Hyper-V, not in my datacenter (part 2: Guest OS and Memory overcommit)

28 November, 2008

Guest OS

After you installed your hypervisor you want to virtualize your physical servers on it. When doing the research for my presentation I was very surprised to find some strange limitations in which guest are supported with Hyper-V. Can you believe that not all Windows Server versions are supported? Well neither could I.

The guest OS support of Hyper-V:

  • Windows 2000 Server is only supported with SP4 and 1 CPU.
  • Windows 2003 Server is only supported with SP2 and 1 or 2 CPUs.
  • Windows 2008 Server is supported with 1, 2 and 4 CPUs.
  • and there is Linux support for SUSE Linux Server 10 sp1 / sp2 with only 1 CPU.

This does look quite reasonable at first glance, because these are current versions. True, but when looking at the ESX environment I work in now, we would not be able to virtualize as many servers as we have running on ESX right now. Let’s see:

  • Customer has 721 VMs,
  • 4 of them are running Linux (RedHat EL),
  • then we have 2 running on Windows NT4 (YES you read it correctly, NT4),
  • 8 on Windows 2000 mostly 2 CPU,
  • 15 Windows 2003 4 CPU guest,
  • about a 100 VMs are running Windows 2003 Sp1
  • and the remaining is on Sp2 with 2 or less CPUs.

Now, I admit, we are not the quickest with upgrading our systems and sp2 is around for almost one year now, but we have many financial applications whose suppliers are also quite slow certifying their application for new service packs. This customer deals with millions of euro’s per day. They cannot afford downtime for this set of financial apps and will only upgrade to OS versions / service packs if the supplier supports it.

Looking at this environment, there is quite a number of systems that would not be supported on Hyper-V. Big deal you say? Actually, yes it is a big deal. Wasn’t cost saving by getting rid of a lot of physical hardware one of the main drivers to go virtual? Leaving a bunch of servers (around 130 in our case) run physical is quite a lot, especially because these will probably be somewhat older servers that are getting more expensive in their support contract and more vulnerable to failure.
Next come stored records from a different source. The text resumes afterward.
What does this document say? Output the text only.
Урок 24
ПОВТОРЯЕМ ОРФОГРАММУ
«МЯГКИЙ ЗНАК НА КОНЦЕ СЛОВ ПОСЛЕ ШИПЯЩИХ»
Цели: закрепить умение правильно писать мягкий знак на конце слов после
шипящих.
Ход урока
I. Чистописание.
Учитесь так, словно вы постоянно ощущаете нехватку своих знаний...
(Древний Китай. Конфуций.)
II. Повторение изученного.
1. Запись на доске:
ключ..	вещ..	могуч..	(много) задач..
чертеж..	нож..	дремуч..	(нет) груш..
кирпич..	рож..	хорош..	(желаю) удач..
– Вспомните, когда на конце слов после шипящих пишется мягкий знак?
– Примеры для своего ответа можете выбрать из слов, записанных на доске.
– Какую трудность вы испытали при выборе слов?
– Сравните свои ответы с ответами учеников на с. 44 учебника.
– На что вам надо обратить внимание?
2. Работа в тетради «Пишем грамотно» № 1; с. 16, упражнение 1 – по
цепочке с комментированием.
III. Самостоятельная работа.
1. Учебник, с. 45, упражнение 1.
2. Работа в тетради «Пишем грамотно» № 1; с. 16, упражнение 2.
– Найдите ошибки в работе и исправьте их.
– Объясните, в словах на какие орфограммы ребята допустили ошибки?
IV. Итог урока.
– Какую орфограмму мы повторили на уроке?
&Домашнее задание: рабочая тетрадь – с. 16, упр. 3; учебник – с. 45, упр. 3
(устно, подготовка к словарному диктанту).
VMware does support quite a broad range of OS’es and all with full capabilities, no strange cpu limitations. There are about 12 flavors of Linux, there is SUN, FreeBSD and of course Windows. Looking at the list, it seems ALL Windows Server versions are supported, from Windows NT4 to Windows 2008.
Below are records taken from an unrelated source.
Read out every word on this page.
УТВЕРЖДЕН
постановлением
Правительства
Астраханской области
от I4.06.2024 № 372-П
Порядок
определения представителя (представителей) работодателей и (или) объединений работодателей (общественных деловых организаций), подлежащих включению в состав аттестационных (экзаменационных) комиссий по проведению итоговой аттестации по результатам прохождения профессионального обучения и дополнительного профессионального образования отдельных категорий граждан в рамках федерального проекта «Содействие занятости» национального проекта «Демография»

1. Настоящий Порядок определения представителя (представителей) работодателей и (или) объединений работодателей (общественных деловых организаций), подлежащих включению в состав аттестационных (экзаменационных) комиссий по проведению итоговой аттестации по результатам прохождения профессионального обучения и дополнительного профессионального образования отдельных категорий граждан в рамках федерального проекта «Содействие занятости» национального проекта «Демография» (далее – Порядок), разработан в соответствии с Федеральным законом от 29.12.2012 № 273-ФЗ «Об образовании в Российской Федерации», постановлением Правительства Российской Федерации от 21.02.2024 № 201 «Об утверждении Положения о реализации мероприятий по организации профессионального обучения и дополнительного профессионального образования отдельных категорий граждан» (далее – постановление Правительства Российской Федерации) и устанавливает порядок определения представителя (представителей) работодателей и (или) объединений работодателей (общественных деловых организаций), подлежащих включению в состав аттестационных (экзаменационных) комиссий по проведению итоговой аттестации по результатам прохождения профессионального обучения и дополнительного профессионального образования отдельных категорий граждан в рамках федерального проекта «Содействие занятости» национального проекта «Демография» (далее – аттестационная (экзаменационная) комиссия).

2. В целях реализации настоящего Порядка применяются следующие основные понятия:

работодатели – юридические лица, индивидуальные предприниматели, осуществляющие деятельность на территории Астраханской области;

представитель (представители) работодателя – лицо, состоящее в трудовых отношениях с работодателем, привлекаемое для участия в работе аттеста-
I can’t fully understand Microsoft on this. Of course I’m not a software engineer who understands anything about software limitations and what effect 1,2 or 4 cpu’s have on an OS and its service pack level, but still… why these support limits? I remember how hard it often is to get companies to run Exchange or SQL on VMware when they don’t get an official support statement from Microsoft. Now why is Microsoft doing this to themselfs? Is it really such an effort to get Windows 2003 supported on all service packs and on 1,2 and 4 cpu’s?

Memory over-commitment

One major point that Microsoft always mentions in his campaign, is that VMware’s transparent page sharing and memory over-commit techniques are not suited for the enterprise environment. Because, who would make VMs share memory? Well, let me tell you, at first I could agree with Microsoft on this. Surely I would never let my VMs starve for memory and never over-commit memory. I will constantly monitor my ESX environment and check how much memory my guest really need and make sure that the right amount of memory is present. Never let your ESX host (or other hypervisor) swap for memory to disk, never!!!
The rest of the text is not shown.